Papachristos, Andrew V., and Chris M. Smith. 2014. “The Embedded and Multiplex Nature of Al Capone.” Pp. 97-115 in Crime and Networks, edited by C. Morselli. New York: Routledge.

Al Capone’s organized crime syndicate of Prohibition era Chicago continues to fascinate the general public as well as scholars. Historical research tends to focus on Capone’s criminal organization as a group or a hierarchy. This study challenges a group-bounded approach to organized crime by analyzing the criminal, personal, and legitimate worlds surrounding organized crime individuals. At the empirical heart of this study is a unique relational database created by coding more than 3,000 pages of primary documents pertaining to early 1900s organized crime. Employing the tools of social network analysis, Papachristos and Smith find that Prohibition era organized crime comprised multiple networks overlapping through the properties of embeddedness and multiplexity. This multiple network approach reveals the ways in which crime spills into and intersects with legitimate social institutions.

Piquette, Jenny C., Chris M. Smith, and Andrew V. Papachristos. 2014. “Social Network Analysis of Urban Street Gangs.” Pp. 4981-91 in Encyclopedia of Criminology and Criminal Justice, edited by G. Bruinsma and D. Weisburd. New York: Springer.
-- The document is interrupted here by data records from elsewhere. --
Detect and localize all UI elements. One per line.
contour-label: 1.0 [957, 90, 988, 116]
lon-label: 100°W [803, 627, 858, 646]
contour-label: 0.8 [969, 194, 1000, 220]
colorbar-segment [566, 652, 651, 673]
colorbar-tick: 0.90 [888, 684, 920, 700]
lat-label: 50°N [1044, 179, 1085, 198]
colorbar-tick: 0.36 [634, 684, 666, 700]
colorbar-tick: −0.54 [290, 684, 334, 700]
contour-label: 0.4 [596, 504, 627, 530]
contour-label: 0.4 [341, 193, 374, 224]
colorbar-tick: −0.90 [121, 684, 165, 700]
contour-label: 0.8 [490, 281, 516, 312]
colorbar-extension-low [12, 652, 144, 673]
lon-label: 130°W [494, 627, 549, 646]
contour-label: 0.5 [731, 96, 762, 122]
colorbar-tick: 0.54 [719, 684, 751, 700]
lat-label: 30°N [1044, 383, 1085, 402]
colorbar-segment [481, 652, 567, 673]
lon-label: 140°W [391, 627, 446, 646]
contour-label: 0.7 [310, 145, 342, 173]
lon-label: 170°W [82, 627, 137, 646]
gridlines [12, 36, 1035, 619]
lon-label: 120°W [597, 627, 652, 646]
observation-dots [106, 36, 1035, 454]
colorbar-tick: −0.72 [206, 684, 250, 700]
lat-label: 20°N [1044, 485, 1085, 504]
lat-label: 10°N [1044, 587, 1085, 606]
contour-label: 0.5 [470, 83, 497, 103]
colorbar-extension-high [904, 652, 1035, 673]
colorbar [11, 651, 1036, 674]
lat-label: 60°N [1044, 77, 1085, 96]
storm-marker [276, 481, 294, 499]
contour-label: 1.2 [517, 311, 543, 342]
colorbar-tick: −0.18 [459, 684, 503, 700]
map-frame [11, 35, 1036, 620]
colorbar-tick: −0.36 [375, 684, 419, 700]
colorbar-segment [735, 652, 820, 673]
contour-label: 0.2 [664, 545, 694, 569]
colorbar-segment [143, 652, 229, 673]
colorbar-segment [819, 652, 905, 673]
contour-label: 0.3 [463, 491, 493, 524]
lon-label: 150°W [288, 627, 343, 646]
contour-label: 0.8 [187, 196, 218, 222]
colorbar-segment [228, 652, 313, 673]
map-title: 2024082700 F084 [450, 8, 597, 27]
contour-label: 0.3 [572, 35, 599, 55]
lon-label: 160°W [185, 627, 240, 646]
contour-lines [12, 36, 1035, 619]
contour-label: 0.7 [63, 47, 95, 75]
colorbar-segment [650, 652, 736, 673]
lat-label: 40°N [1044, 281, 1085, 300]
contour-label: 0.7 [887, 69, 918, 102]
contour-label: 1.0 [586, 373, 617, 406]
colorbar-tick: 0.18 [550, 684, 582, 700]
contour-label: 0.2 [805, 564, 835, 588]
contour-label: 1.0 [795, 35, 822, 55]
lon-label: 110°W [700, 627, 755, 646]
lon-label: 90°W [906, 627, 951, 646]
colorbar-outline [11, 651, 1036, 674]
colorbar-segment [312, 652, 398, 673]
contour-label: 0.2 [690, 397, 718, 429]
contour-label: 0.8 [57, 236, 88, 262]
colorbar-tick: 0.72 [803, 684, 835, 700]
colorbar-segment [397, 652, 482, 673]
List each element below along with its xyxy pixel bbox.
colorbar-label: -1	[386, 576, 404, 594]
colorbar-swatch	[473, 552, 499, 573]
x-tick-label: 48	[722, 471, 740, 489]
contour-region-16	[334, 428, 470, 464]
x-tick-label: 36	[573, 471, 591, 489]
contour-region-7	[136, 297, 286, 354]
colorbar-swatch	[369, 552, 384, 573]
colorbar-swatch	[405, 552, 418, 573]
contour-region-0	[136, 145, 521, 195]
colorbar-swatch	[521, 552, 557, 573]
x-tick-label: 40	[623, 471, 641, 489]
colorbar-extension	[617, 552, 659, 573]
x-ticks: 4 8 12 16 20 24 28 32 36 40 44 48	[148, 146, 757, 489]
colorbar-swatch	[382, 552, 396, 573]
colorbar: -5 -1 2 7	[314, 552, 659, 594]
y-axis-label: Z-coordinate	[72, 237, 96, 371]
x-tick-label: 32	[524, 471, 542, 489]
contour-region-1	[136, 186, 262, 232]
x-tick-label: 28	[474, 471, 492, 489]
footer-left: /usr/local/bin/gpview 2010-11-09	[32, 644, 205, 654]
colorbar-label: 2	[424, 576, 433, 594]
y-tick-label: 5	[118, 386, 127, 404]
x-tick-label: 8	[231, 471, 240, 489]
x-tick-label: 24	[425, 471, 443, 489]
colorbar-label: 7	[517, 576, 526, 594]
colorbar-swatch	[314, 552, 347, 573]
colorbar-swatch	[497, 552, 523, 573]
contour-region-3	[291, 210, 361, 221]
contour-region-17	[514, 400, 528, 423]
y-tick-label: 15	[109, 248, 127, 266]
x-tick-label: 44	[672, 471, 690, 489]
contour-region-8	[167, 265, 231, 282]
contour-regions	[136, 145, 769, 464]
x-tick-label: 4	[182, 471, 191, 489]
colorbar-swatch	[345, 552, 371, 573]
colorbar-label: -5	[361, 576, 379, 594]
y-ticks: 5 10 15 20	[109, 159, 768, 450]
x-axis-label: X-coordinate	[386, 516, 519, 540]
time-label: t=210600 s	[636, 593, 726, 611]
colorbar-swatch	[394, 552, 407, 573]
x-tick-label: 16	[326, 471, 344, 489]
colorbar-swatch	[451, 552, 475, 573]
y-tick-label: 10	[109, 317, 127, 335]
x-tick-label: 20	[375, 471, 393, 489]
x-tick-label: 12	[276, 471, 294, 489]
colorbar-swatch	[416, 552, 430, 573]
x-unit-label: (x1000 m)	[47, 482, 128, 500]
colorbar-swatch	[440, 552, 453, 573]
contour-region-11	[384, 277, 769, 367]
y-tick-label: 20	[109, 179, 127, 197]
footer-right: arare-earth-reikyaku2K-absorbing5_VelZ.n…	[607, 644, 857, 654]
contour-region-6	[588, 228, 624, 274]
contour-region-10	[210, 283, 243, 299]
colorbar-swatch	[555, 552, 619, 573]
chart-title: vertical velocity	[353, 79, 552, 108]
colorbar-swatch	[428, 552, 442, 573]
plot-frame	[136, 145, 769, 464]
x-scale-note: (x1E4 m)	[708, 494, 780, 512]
This entry synthesizes the current state of network-related research on street gangs around the themes of network structure, network action, and network location. At their core, street gangs are social networks created by the coming together, socializing, and interacting of individuals in particular times and in particular places. The employment of social network analysis has the potential to examine patterns of interaction among gang members and gangs, illuminate structural variation across gangs, and measure the influence of gang networks on individual action. This entry includes an overview of social network analysis, suggestions and directions for future gang network research, a discussion of limitations, and a vision for how a social network approach to gangs might inform theory, research, and practice.

Invited public sociology:

Smith, Chris M., and Andrew V. Papachristos. 2016. “How Network Science Unearthed the Overlapping Relationships of Organized Crime in Al Capone’s Chicago.” The London School of Economics Public Policy Group. USAPP American Politics and Policy Blog. August 31.

Public fascination with organized crime is not new. In new research which studies the social relationships of organized crime in Chicago in the 1920s, Chris M. Smith and Andrew V. Papachristos were able to take advantage of this fascination with the availability of thousands of notes and documents on Al Capone’s criminal network. By applying network analysis to the criminal relationships in Capone’s gangs they find that multiplexity – when two people have more than one relationship – was a rare but very relevant part of Chicago’s Prohibition era network. Their research highlight the ways that multiplexity links the underworld and the upper world — a process that organizes crime into mainstream society.